DATAFLOW COMPUTING

A substitute to the Von Neumann model of calculation is dataflow computation model. In the dataflow model, control is tied to flow of data. Order of instructions in the program not plays any role on execution order. Execution of an instruction may take place when all the data needed by an instruction are available. Data is in continuing flow independent of reusable memory cells in addition its availability begins execution. Because, data is obtainable for various instructions at same time, these instructions are able to be executed in parallel. 

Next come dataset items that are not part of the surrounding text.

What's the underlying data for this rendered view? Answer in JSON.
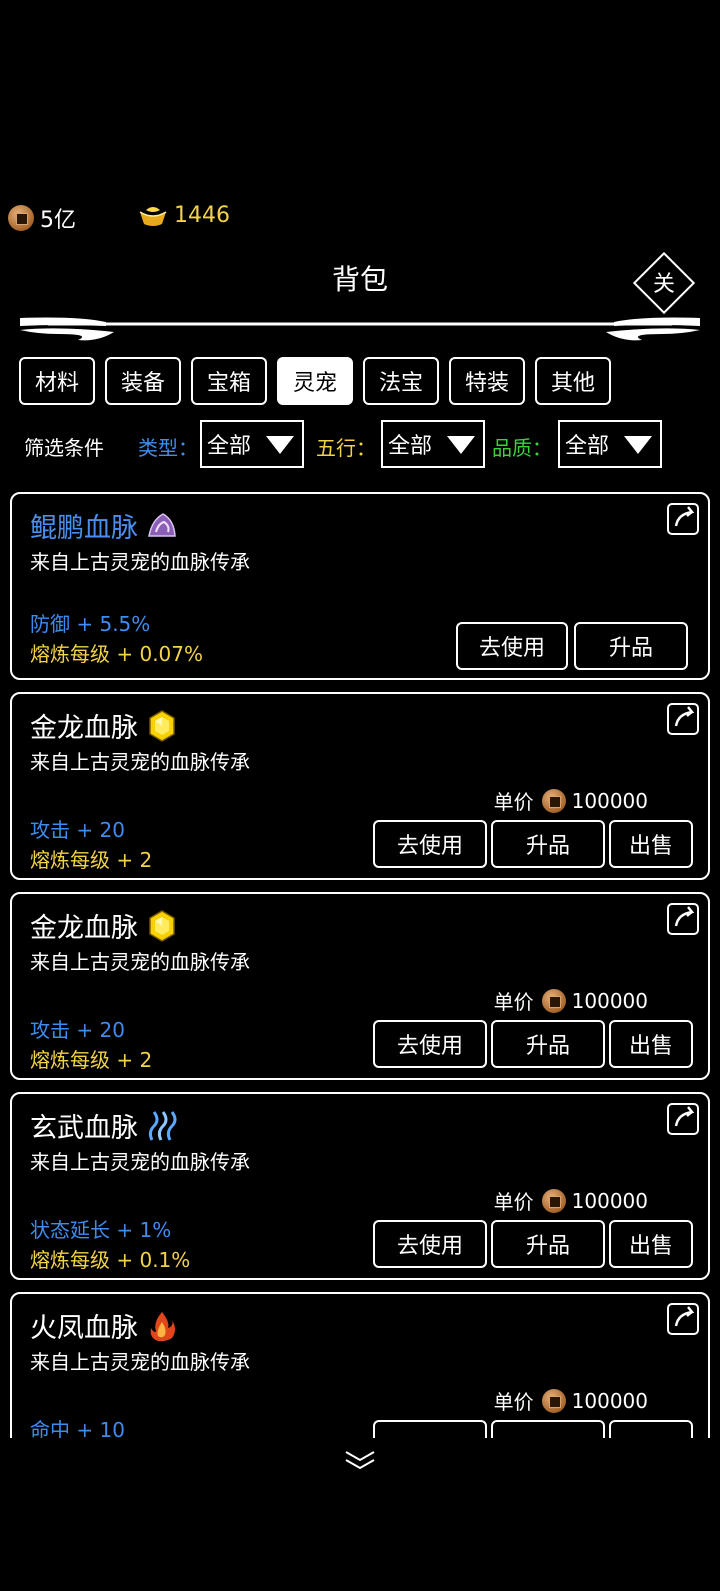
{
  "currency": {
    "coins": "5亿",
    "gold": "1446"
  },
  "header": {
    "title": "背包",
    "close_label": "关"
  },
  "tabs": [
    {
      "label": "材料",
      "active": false
    },
    {
      "label": "装备",
      "active": false
    },
    {
      "label": "宝箱",
      "active": false
    },
    {
      "label": "灵宠",
      "active": true
    },
    {
      "label": "法宝",
      "active": false
    },
    {
      "label": "特装",
      "active": false
    },
    {
      "label": "其他",
      "active": false
    }
  ],
  "filters": {
    "title": "筛选条件",
    "type_label": "类型：",
    "type_value": "全部",
    "element_label": "五行：",
    "element_value": "全部",
    "quality_label": "品质：",
    "quality_value": "全部"
  },
  "colors": {
    "type_label": "#3f8cf0",
    "element_label": "#f3d24a",
    "quality_label": "#3ed13e",
    "stat_primary": "#3f8cf0",
    "stat_secondary": "#f3d24a"
  },
  "items": [
    {
      "name": "鲲鹏血脉",
      "name_color": "#4a8ff0",
      "gem": "purple-swirl-gem-icon",
      "desc": "来自上古灵宠的血脉传承",
      "stat1": "防御 + 5.5%",
      "stat2": "熔炼每级 + 0.07%",
      "price_label": "",
      "price": "",
      "buttons": [
        "去使用",
        "升品"
      ]
    },
    {
      "name": "金龙血脉",
      "name_color": "#ffffff",
      "gem": "yellow-crystal-gem-icon",
      "desc": "来自上古灵宠的血脉传承",
      "stat1": "攻击 + 20",
      "stat2": "熔炼每级 + 2",
      "price_label": "单价",
      "price": "100000",
      "buttons": [
        "去使用",
        "升品",
        "出售"
      ]
    },
    {
      "name": "金龙血脉",
      "name_color": "#ffffff",
      "gem": "yellow-crystal-gem-icon",
      "desc": "来自上古灵宠的血脉传承",
      "stat1": "攻击 + 20",
      "stat2": "熔炼每级 + 2",
      "price_label": "单价",
      "price": "100000",
      "buttons": [
        "去使用",
        "升品",
        "出售"
      ]
    },
    {
      "name": "玄武血脉",
      "name_color": "#ffffff",
      "gem": "blue-water-gem-icon",
      "desc": "来自上古灵宠的血脉传承",
      "stat1": "状态延长 + 1%",
      "stat2": "熔炼每级 + 0.1%",
      "price_label": "单价",
      "price": "100000",
      "buttons": [
        "去使用",
        "升品",
        "出售"
      ]
    },
    {
      "name": "火凤血脉",
      "name_color": "#ffffff",
      "gem": "red-flame-gem-icon",
      "desc": "来自上古灵宠的血脉传承",
      "stat1": "命中 + 10",
      "stat2": "",
      "price_label": "单价",
      "price": "100000",
      "buttons": [
        "",
        "",
        ""
      ]
    }
  ]
}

For the reason of using parallelism in calculation, Data Flow Graph notation is used to signify computations. In data flow graph, nodes represent commands of the program as well as edges represent data dependency among instructions.  As an example, the dataflow graph for instruction z = w × (x + y) is shown in Figure below

Figure: DFG for z = w × (x+y)

Data moves on edges of the graph in form of data tokens that comprise data values and status information. The asynchronous parallel calculation is determined by the firing rule that is expressed by means of tokens: a node of DFG can fire if there is a token on every of its input edges. If node fires then it consumes the input tokens, executes the connected operation and places result tokens on output edge. Graph nodes may be single instructions or tasks comprising multiple instructions. The benefit of the dataflow concept is that nodes of DFG may be self scheduled. Though, the hardware maintains to identify the availability of important data is much more complicated than von Neumann model. The Illustration of dataflow computer comprises MIT Tagged Token Data Flow architecture and Manchester Data Flow Machine.